Исследуя «эпистемологическое поле, эпистему», исследователь проясняет условия возможности познания и критерии ценности тех или иных элементов сущего. По прошествии более полувека со времени, когда были написаны эти слова, налицо некоторая прямолинейность принимаемых Фуко синхронистических предпосылок современной ему науки о культуре. Данные сравнительной исторической семантики (и, шире, исторической антропологии) никак не позволяют согласиться с тем, что «европейская» культура, возникшая в раннее Новое время, отделена от предшествующей и последующей эпох непреодолимыми эпистемологическими границами. Необходимость анализа форм глубокой преемственности в пределах той же «западной» традиции стала очевидна и самому Фуко; в своем последнем, оставшемся незавершенным труде «История сексуальности» он обратился к Античности. Тем не менее осознание странности, почти этнографической курьезности понятийных форм, свойственных иным историко-культурным формациям, остается важной составляющей исторической семантики в том виде, в котором этот подход понимается в настоящем сборнике. Понятия нередко только кажутся одинаковыми (кажутся, потому что их называют похожим или тем же словом); на деле их познавательная функция, их оценка (окраска), их роль в человеческом опыте определяются эпистемой и могут быть прояснены только через анализ последней. Понятия разнятся и типологически: очевидно, к примеру, что математические термины и отвлеченные понятия с размытой семантикой («псевдоимена» Фреге) функционируют в языке и культуре по-разному.

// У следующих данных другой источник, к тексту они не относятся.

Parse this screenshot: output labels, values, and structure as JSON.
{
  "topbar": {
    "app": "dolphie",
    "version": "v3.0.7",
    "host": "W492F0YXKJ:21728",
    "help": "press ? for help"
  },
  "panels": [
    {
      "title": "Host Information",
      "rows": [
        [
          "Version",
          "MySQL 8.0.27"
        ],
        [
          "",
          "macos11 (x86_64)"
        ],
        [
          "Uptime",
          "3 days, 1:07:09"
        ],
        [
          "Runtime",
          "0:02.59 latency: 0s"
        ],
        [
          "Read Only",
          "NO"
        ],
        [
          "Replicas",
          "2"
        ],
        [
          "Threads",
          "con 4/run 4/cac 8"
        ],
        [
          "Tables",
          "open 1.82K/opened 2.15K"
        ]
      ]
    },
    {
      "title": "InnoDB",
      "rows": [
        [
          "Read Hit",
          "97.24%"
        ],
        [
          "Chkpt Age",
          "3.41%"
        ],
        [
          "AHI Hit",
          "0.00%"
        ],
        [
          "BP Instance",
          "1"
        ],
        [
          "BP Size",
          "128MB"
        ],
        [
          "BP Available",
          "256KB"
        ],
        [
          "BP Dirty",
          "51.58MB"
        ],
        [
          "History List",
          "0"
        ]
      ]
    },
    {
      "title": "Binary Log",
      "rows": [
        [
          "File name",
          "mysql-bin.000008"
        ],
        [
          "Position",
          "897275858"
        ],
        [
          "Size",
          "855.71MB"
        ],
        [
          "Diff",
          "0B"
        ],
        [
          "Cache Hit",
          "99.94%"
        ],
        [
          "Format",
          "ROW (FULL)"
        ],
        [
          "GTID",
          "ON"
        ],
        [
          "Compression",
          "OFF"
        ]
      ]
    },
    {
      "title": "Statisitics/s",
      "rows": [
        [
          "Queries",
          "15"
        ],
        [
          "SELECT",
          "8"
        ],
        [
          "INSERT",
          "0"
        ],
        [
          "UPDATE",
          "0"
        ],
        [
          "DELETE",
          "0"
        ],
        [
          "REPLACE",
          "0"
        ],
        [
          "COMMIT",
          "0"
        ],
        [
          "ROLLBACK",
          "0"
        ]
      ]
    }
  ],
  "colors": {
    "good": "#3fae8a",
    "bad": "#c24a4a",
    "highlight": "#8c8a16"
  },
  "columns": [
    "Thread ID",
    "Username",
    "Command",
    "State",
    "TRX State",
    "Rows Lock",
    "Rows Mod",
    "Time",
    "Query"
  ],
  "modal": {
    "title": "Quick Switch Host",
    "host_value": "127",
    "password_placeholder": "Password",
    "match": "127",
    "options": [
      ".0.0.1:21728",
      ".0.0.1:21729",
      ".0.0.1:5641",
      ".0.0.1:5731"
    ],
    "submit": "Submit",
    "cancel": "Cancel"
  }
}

Таким образом, необходимо говорить о разных, исторически, социально и типологически обусловленных типах понятийности: существуют особые группы или категории понятий, которые объединены общими характеристиками и механизмами функционирования. Антуан Мейе выявил историческую подоплеку в процессах расширения и сужения значения при трансформации слов-понятий из специальных (ограниченных тем или иным арго) в общие, показав, что значения, входящие в общий узус, функционируют не так, как слова-термины (см. его статью «Сomment les mots changent de sens» [Meillet 1906]; ее перевод представлен в настоящем сборнике). Это противопоставление существенно и для прояснения самого значительного вклада Козеллека в методологию истории понятий, который состоит в попытке прояснить специфику понятий, возникших в эпоху между серединой XVIII и серединой XIX века – в переходный период вокруг Великой французской революции.
Одна из существенных характеристик нововременных понятий, выявленных Козеллеком, – их универсализм: они не допускают различия между сословиями и классами и потому употребляются в единственном числе (коллективные «сингулярисы»). Вслед за Мейе можно сказать, что обобщение значения становится прямым следствием его демократизации, переходом из языка политической теории в язык улицы. В случае социополитических понятий обязательная претензия на универсализм сочетается с политической заостренностью: новые понятия – консерватизм, либерализм, социализм, демократия, коммунизм, революция – становятся консолидирующими слоганами и инструментами дискурсивного противостояния. Претензия на универсализм может сопровождаться утверждением исключенности из истории, то есть претензией на статус идеи. Между тем этические и политические представления даны нам всегда лишь в конкретно-понятийной форме. Идеологическая апроприация понятий состоит в том, что реально данный континуум исторического опыта и опыта его осмысления упрощается, сводится к узкому (мнимо-терминологическому) значению, которое экстраполируется на всю историю.
Кроме того, согласно Козеллеку, нововременные понятия описывают, а вернее предписывают некое будущее и в полной мере недостижимое состояние общества. Эта ориентация на будущее понятий, возникших в оговоренный период, связана с общей тенденцией к темпорализации: нововременные понятия описывают процессы, которые реализуются в истории, а не статичные явления. Так, само понятие истории (Geschichte), в дополнение к своему старому значению (соответствующему англ. story), получает значение динамического процесса [Koselleck 2006: 306–308]. Схожим образом свобода начинает осмысляться как процесс освобождения, как эмансипация – классов от государственного доминирования, отдельных групп от регуляций большинства, индивидуума от общества.